Migratory Bird Habitat Initiative
Conservation efforts on private lands play a critical role in providing habitat for a variety of wildlife species, including migratory birds. NRCS works with agricultural producers to create and enhance habitat for wetland-dependent migratory birds. Through a number of Farm Bill conservation programs, producers can flood farm fields to create temporary habitat, or they can place lands under a conservation easement, restoring and protecting wetland habitat for the long term.
These conservation efforts are especially important in a time of need, such as following the 2010 Deepwater Horizon oil spill. After the spill, NRCS launched the former Migratory Bird Habitat Initiative (MBHI) to help landowners create more than 470,000 acres of alternative habitat along the Mississippi River Flyway.
Millions of migratory birds, including ducks, geese, and shorebirds travel the Mississippi Flyway each year to winter in Gulf of Mexico-area ecosystems, or in the case of many shorebirds, Central and South America. A 2015 study released by Mississippi State University showed that wetlands created and enhanced by producers through MBHI provided migration and winter habitat for many more birds than unmanaged sites.
What Conservation Efforts to Benefit Migratory Birds Are Underway?
While MBHI was a three-year effort, it demonstrated the potential for agricultural lands to remain productive and provide much needed habitat for wildlife. NRCS continues to work with producers in key areas across the country to restore and protect habitat for migratory birds. Several other efforts used this concept, such as the Waterbird Habitat Enhancement Program (WHEP) and the Northern Plains – Migratory Bird Habitat Initiative (NP-MBHI)

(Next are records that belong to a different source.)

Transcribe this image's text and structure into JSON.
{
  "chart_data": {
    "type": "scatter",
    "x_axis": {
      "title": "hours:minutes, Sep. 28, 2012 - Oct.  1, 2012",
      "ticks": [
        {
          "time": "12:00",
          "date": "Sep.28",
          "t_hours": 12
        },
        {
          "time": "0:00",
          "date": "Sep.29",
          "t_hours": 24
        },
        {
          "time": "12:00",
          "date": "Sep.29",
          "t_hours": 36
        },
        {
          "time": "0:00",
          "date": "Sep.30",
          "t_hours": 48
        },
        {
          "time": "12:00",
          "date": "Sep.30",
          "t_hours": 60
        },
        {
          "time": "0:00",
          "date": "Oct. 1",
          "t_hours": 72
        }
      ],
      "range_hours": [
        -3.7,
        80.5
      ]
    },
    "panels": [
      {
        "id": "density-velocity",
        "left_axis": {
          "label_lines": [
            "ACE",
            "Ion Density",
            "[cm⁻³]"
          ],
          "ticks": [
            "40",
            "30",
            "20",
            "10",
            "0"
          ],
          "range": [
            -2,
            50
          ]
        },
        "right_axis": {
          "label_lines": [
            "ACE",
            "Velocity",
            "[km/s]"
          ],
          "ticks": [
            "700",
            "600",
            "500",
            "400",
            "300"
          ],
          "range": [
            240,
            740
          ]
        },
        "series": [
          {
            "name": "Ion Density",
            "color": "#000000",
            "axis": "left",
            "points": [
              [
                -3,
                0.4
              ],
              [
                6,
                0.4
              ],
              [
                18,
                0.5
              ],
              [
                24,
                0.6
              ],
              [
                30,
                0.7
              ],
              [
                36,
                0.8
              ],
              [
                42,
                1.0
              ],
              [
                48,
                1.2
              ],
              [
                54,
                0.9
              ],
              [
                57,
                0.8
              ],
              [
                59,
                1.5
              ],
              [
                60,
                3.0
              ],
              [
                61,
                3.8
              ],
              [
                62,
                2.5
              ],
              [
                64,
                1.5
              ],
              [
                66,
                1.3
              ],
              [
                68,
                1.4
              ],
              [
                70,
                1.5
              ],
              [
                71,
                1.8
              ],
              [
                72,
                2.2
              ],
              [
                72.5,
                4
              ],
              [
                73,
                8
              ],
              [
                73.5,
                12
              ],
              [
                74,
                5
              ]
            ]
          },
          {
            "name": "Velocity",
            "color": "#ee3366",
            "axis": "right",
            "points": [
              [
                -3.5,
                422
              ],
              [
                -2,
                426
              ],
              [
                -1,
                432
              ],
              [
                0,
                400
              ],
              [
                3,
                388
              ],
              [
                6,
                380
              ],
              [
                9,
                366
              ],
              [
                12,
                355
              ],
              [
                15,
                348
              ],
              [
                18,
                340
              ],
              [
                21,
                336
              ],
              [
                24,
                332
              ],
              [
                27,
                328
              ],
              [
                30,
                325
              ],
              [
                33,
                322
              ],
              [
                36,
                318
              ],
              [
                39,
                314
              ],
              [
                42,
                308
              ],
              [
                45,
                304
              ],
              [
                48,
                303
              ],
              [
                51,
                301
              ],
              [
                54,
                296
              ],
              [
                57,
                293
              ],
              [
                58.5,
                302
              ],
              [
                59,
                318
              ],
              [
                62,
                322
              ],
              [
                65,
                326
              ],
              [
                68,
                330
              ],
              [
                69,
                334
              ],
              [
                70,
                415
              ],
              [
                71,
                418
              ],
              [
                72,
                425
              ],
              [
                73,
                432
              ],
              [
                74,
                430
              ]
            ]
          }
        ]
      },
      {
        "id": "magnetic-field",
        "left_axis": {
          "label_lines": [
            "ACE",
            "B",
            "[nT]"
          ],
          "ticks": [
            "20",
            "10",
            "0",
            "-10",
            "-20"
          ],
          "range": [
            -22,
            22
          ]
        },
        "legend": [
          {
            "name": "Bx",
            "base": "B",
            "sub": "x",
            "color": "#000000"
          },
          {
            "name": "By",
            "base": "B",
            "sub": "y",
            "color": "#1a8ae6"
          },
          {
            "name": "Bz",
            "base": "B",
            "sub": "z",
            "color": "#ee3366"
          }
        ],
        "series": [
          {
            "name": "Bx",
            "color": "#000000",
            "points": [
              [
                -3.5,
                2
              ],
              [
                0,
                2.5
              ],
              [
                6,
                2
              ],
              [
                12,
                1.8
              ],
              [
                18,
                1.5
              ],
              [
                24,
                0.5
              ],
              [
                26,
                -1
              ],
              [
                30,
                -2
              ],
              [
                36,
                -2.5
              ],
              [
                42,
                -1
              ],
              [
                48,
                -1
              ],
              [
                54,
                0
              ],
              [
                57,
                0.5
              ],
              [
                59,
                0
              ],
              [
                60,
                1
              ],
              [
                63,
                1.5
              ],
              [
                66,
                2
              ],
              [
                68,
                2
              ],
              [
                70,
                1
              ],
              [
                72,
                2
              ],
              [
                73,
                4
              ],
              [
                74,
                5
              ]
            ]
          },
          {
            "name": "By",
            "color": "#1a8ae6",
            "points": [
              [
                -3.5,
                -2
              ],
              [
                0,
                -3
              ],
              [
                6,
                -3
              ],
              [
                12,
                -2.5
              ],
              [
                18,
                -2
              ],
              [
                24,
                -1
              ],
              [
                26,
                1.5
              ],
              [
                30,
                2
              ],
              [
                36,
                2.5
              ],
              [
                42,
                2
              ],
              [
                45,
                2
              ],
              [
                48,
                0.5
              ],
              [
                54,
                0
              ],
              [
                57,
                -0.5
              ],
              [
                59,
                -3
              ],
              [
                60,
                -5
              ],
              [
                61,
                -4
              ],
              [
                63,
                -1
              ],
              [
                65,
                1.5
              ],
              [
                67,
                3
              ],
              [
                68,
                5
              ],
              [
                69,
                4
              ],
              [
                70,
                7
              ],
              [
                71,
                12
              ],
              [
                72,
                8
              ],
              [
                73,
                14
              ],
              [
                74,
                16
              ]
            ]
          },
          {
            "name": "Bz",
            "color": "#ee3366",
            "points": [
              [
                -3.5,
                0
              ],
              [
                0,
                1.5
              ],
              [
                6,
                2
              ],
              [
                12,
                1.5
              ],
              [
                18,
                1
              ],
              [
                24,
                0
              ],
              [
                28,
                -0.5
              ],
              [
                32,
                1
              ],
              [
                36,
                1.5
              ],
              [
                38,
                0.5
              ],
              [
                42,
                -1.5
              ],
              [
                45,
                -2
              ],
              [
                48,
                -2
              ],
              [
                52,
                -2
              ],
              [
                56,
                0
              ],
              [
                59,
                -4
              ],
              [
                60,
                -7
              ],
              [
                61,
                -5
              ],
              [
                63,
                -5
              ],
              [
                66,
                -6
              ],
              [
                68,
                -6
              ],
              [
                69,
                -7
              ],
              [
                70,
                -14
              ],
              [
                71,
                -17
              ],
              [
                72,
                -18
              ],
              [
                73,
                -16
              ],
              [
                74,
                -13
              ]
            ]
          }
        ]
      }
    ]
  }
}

Through WHEP, NRCS worked with producers in the Sacramento River Delta to provide and maintain shallow water wetlands, mudflats and nesting areas for seasonal or year-round shorebirds, wading birds, and waterfowl. WHEP also helped producers provide nesting and roost structures for certain non-waterbird species, such as songbirds and raptors. Currently, a project through the Regional Conservation Partnership Program (RCPP), is continuing habitat restoration efforts in this region.
Through NP-MBHI, NRCS works with producers in the Prairie Pothole Region to provide food and critical habitat for bird populations. This region, which includes Iowa, Minnesota, Montana, North Dakota and South Dakota, is home to 50 percent of the nation’s migratory birds.
How Do These Conservation Efforts Benefit Producers?
Financial assistance through these efforts helps producers better manage their lands to provide quality wildlife habitat on working lands, providing recreational opportunities like hunting and bird watching. Meanwhile, easements provide producers with a source of income, while helping fund restoration efforts that improve the landscape for wildlife habitat and recreation.
How Do These Conservation Efforts Benefit the Public?
These conservation efforts provide many benefits to the public, such as enhancing wildlife habitat, storing water, mitigating against floods and sequestering carbon. They also help ensure healthy populations of a variety of waterfowl and shorebirds, benefitting sportsmen and birdwatchers, and provide habitat for a variety of other species.
In an effort to best restore habitat for migratory birds, NRCS collaborates with producers, government agencies, non-government organizations and others. Opportunities through RCPP and the Conservation Innovation Grant program help NRCS leverage additional conservation investments.